We love data. Yet we often only know enough to use the data, without knowing the story behind it. But, while in Kenya to work on the Schools Mapping Project, I finally learned the story of a key data set to our project.
The creation story of a data set is essential for understanding the peculiarities of that data, and how data collection in the future can be improved (and there always will be a future data collection). Among the most popular and useful data sets released on OpenData Kenya are the locations and indicators of primary and secondary schools, Kenya wide. Over 70,000 schools which also double as polling places in elections. So, a super important and impressive data set.
And I have had a lot of questions about it. One of the key parts of our project is to make authoritative data and community data inter-operable. In the process of matching OpenStreetMap schools to Kenya Open Data (KOD) schools, I found something puzzling. The locations in KOD of schools in the Kibera slum were off by hundreds of meters from the OSM data, and not in a consistent way that would suggest a projection issue or such. We have reason to trust the OSM data, as it was collected directly by GPS and confirmed with the community (and, it’s one of the powers of OpenStreetMap that our data story is completely out in the open). Other studies of the KOD data set had also found issues; like research from the World Bank (Points of Knowledge – Crowdsourcing Solutions to Improve Data Accuracy and Re-use in Kenya), which found a majority of primary schools were mis-located. Yet, this was a stupendous data set to put together, a real challenge, over 70,000 schools, back in 2007. How did they do it, and what can we learn?
Last month, I found myself sitting across from Teddy Ochieng at the Gigiri Java House. Through colleagues at USAID Geocenter, I connected with Teddy, currently a GIS officer at USAID. Teddy was generous with his insights on the state of school GIS data. And he just happened to have been a part of the team that collected the 2007 schools data. A man behind the curtain moment!
Oakar Services was contracted by USAID and the Government of Kenya to map education facilities; and then undertake spatial analysis of the database, help build capacity to utilize geographic data at the Ministry of Education, as a model of planning and e-government in Kenya. More info in this presentation.

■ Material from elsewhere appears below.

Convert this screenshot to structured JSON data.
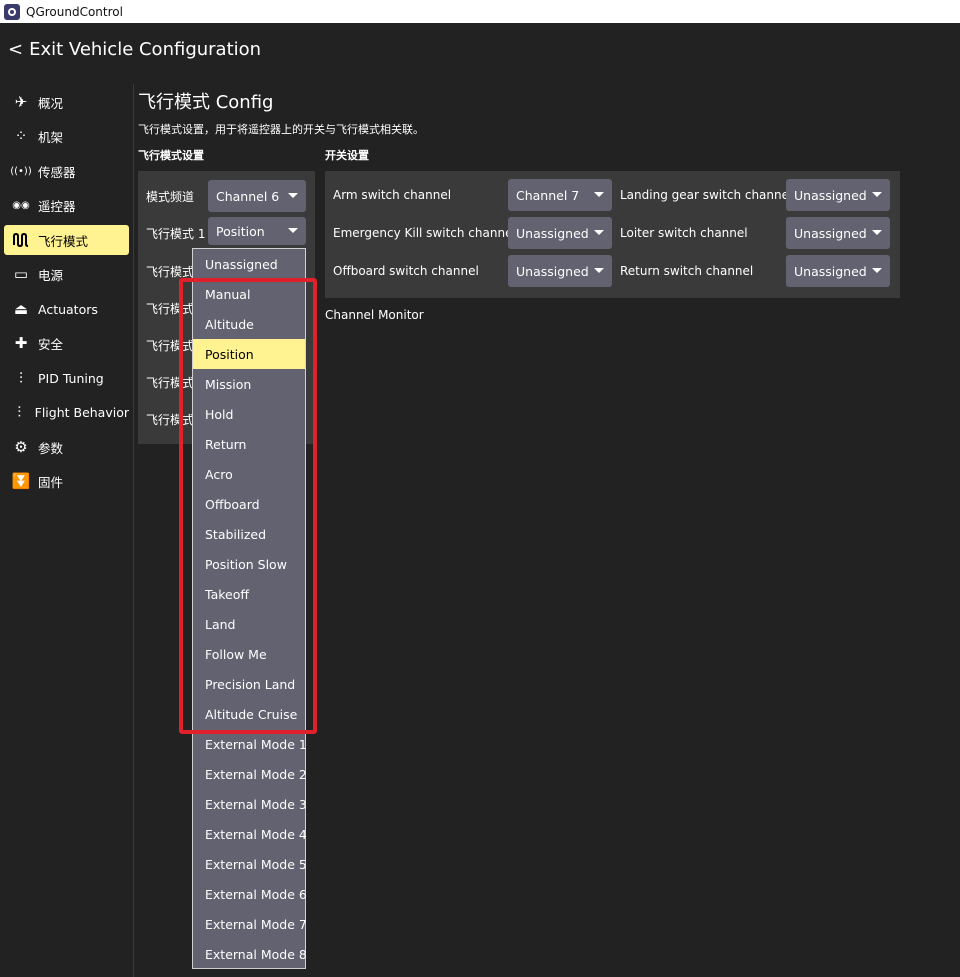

The Ministry of Education provided a list of over 70000 schools. Oakar started with 15 teams, ending with 10. Each team had 3 people: a lead data collector, an assistant, and a driver. Most all of the data was collected in 2007, but some areas affected by the 2007-8 post-election were hard to reach, and waited until into 2008. They used ArcGIS and Excel to manage data. GPS used were professional end models from Trimble and Magellan, though in some locations, like Nairobi, they employed our old friends the Garmin eTrex, and manually read and re-digitized the collected latitude / longitude into the database. Data analysis was undertaken in 2010.
Nairobi and other urban areas were particularly challenging. Especially slums — slums are dense, and its sometimes hard to get a signal. The teams had a lot of data to collect, and were in a hurry. To reach many slum schools, you must walk. It’s hard to access by vehicle, often impossible, and it can be uncomfortable and difficult (or even dangerous) for outsiders to roam. So, it’s likely that they didn’t always get out of vehicles. Manual re-entry can also introduce errors. It seems these factors conspired to introduce some inaccuracies into the schools, especially within informal settlements.

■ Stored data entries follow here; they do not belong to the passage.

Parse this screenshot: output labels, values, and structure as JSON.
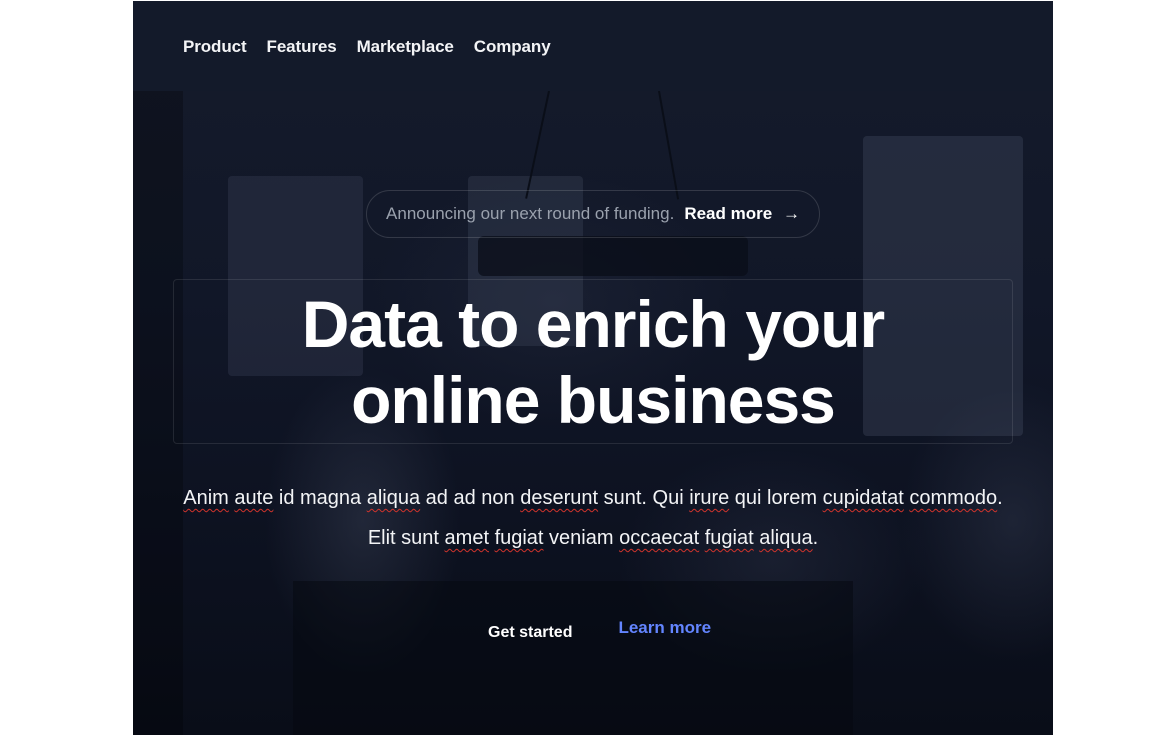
{
  "nav": {
    "items": [
      {
        "label": "Product"
      },
      {
        "label": "Features"
      },
      {
        "label": "Marketplace"
      },
      {
        "label": "Company"
      }
    ]
  },
  "announcement": {
    "text": "Announcing our next round of funding.",
    "link_label": "Read more",
    "arrow": "→"
  },
  "hero": {
    "title": "Data to enrich your online business",
    "lead_parts": [
      "Anim",
      " ",
      "aute",
      " id magna ",
      "aliqua",
      " ad ad non ",
      "deserunt",
      " sunt. Qui ",
      "irure",
      " qui lorem ",
      "cupidatat",
      " ",
      "commodo",
      ". Elit sunt ",
      "amet",
      " ",
      "fugiat",
      " veniam ",
      "occaecat",
      " ",
      "fugiat",
      " ",
      "aliqua",
      "."
    ]
  },
  "actions": {
    "primary_label": "Get started",
    "secondary_label": "Learn more"
  },
  "colors": {
    "background": "#0b1120",
    "topbar": "#131a2a",
    "accent": "#6385ff",
    "spellcheck": "#d0342c"
  }
}
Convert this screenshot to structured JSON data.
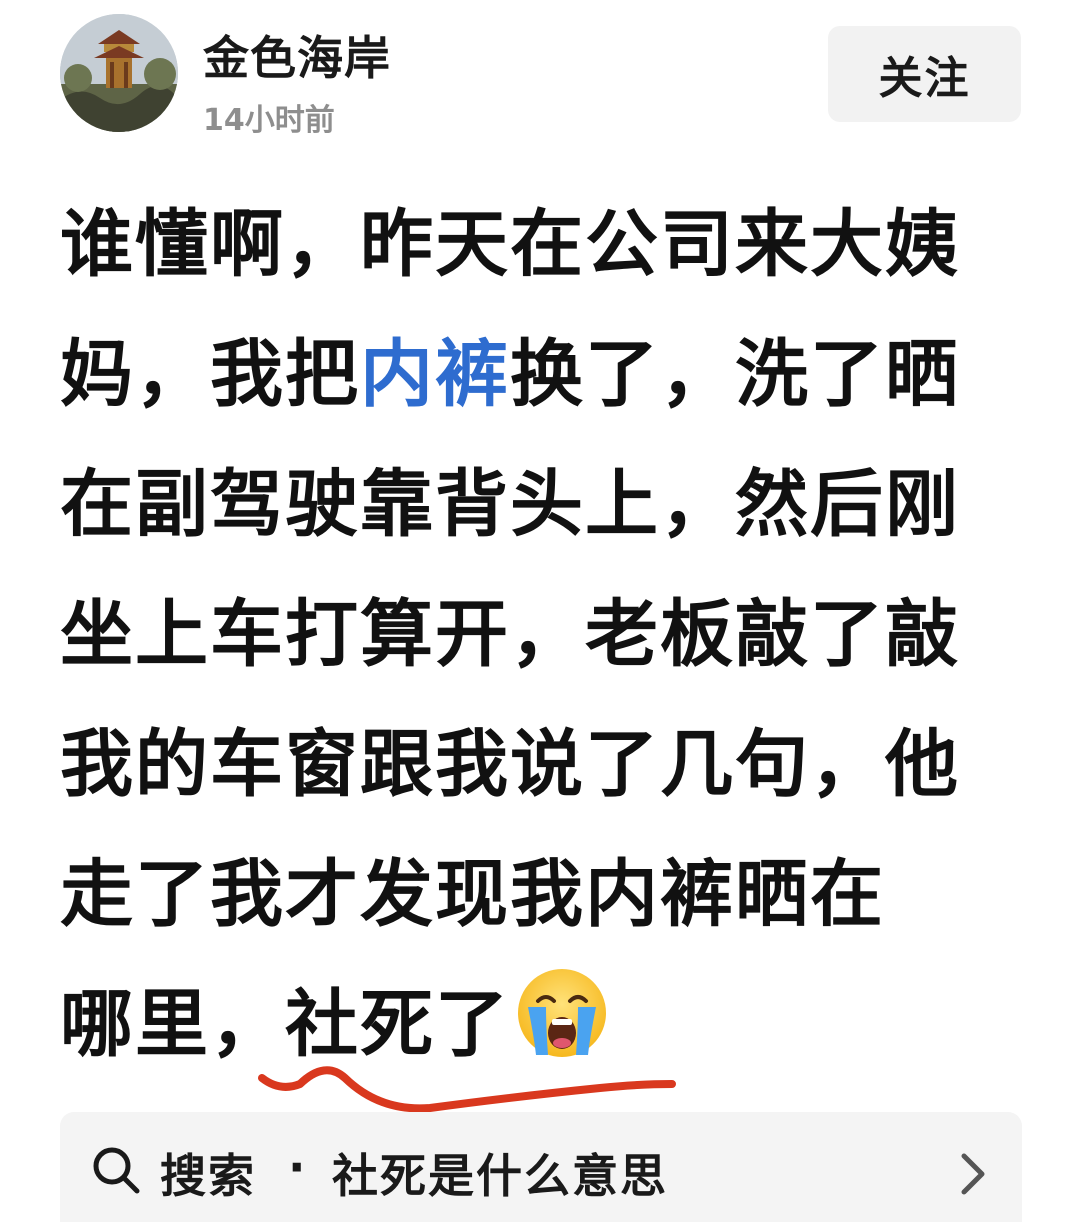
{
  "header": {
    "author_name": "金色海岸",
    "post_time": "14小时前",
    "follow_label": "关注"
  },
  "post": {
    "lines": [
      {
        "segments": [
          "谁懂啊，昨天在公司来大姨"
        ]
      },
      {
        "before": "妈，我把",
        "link": "内裤",
        "after": "换了，洗了晒"
      },
      {
        "segments": [
          "在副驾驶靠背头上，然后刚"
        ]
      },
      {
        "segments": [
          "坐上车打算开，老板敲了敲"
        ]
      },
      {
        "segments": [
          "我的车窗跟我说了几句，他"
        ]
      },
      {
        "segments": [
          "走了我才发现我内裤晒在"
        ]
      },
      {
        "before": "哪里，",
        "highlight": "社死了",
        "emoji": "loudly-crying-face"
      }
    ],
    "l1": "谁懂啊，昨天在公司来大姨",
    "l2_before": "妈，我把",
    "l2_link": "内裤",
    "l2_after": "换了，洗了晒",
    "l3": "在副驾驶靠背头上，然后刚",
    "l4": "坐上车打算开，老板敲了敲",
    "l5": "我的车窗跟我说了几句，他",
    "l6": "走了我才发现我内裤晒在",
    "l7_before": "哪里，",
    "l7_highlight": "社死了",
    "link_color": "#2e6ccf",
    "annotation_color": "#d9381e"
  },
  "search": {
    "label": "搜索",
    "separator": "·",
    "query": "社死是什么意思",
    "icon": "search-icon",
    "chevron": "chevron-right-icon"
  }
}
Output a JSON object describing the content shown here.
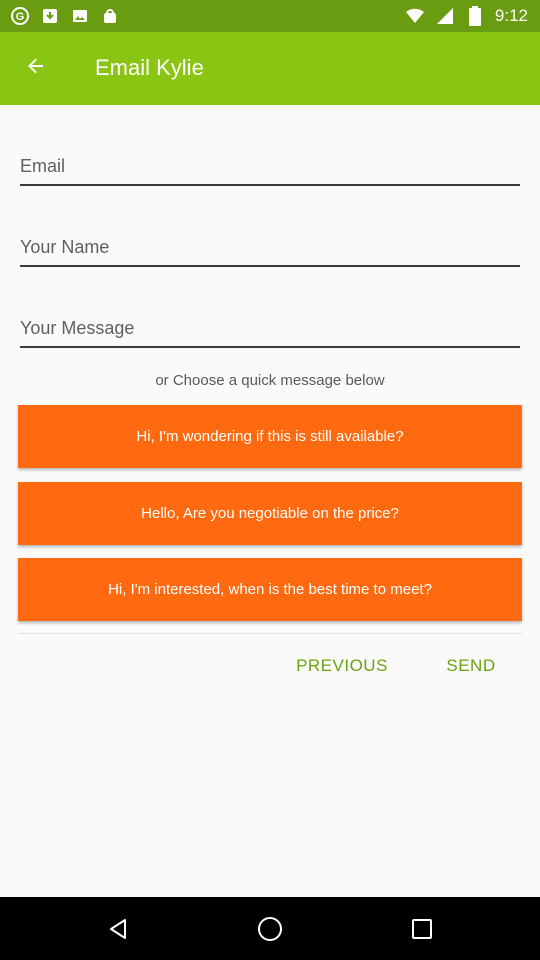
{
  "status_bar": {
    "time": "9:12",
    "left_icons": [
      "google-icon",
      "download-icon",
      "image-icon",
      "bag-icon"
    ],
    "right_icons": [
      "wifi-icon",
      "signal-icon",
      "battery-icon"
    ]
  },
  "app_bar": {
    "title": "Email Kylie",
    "back_icon": "arrow-left-icon",
    "color": "#8bc514"
  },
  "form": {
    "email": {
      "value": "",
      "placeholder": "Email"
    },
    "name": {
      "value": "",
      "placeholder": "Your Name"
    },
    "message": {
      "value": "",
      "placeholder": "Your Message"
    }
  },
  "quick_hint": "or Choose a quick message below",
  "quick_messages": [
    "Hi, I'm wondering if this is still available?",
    "Hello, Are you negotiable on the price?",
    "Hi, I'm interested, when is the best time to meet?"
  ],
  "quick_color": "#ff6a10",
  "actions": {
    "previous": "PREVIOUS",
    "send": "SEND",
    "color": "#6aa30e"
  },
  "nav_bar": {
    "icons": [
      "back-triangle-icon",
      "home-circle-icon",
      "recents-square-icon"
    ]
  }
}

The objective of the project was to go further, and essentially, to set up the Ministry of Education to manage this data better in the future. There are numerous departments like the Information Management Office, and Planning & Quality Assurance, and systems even within the Ministry of Education which don’t keep consistent and linked databases. One key thing Oakar did was assign every primary and secondary school a unique identifier to help with this. Curiously, only the secondary school identifiers made it into OpenDataKE. Ultimately, the hope was to merge all education databases, including the Teachers Service Commission (TSC) which keeps information on teachers, and Kenya National Examinations Council (KNEC). There is even apparently a photo database of each school within the MoE.
I was left with the impression that the challenges in the work Map Kibera has taken on — to link and update school databases in one place — are real ones the Ministry of Education has itself grappled with at a much larger scale. And, I appreciate much more the impressive challenge of collecting such data for an entire country. This data story reveals an opportunity … if we can find a way for our Open approach to grow, perhaps to county level, then there’s a real repeatable method for keeping school data linked, accurate and up to date. We can take advantage of new networked data collection methods, distributing the cost of data collection to manageable places and to schools themselves.
Thanks for this data story Teddy!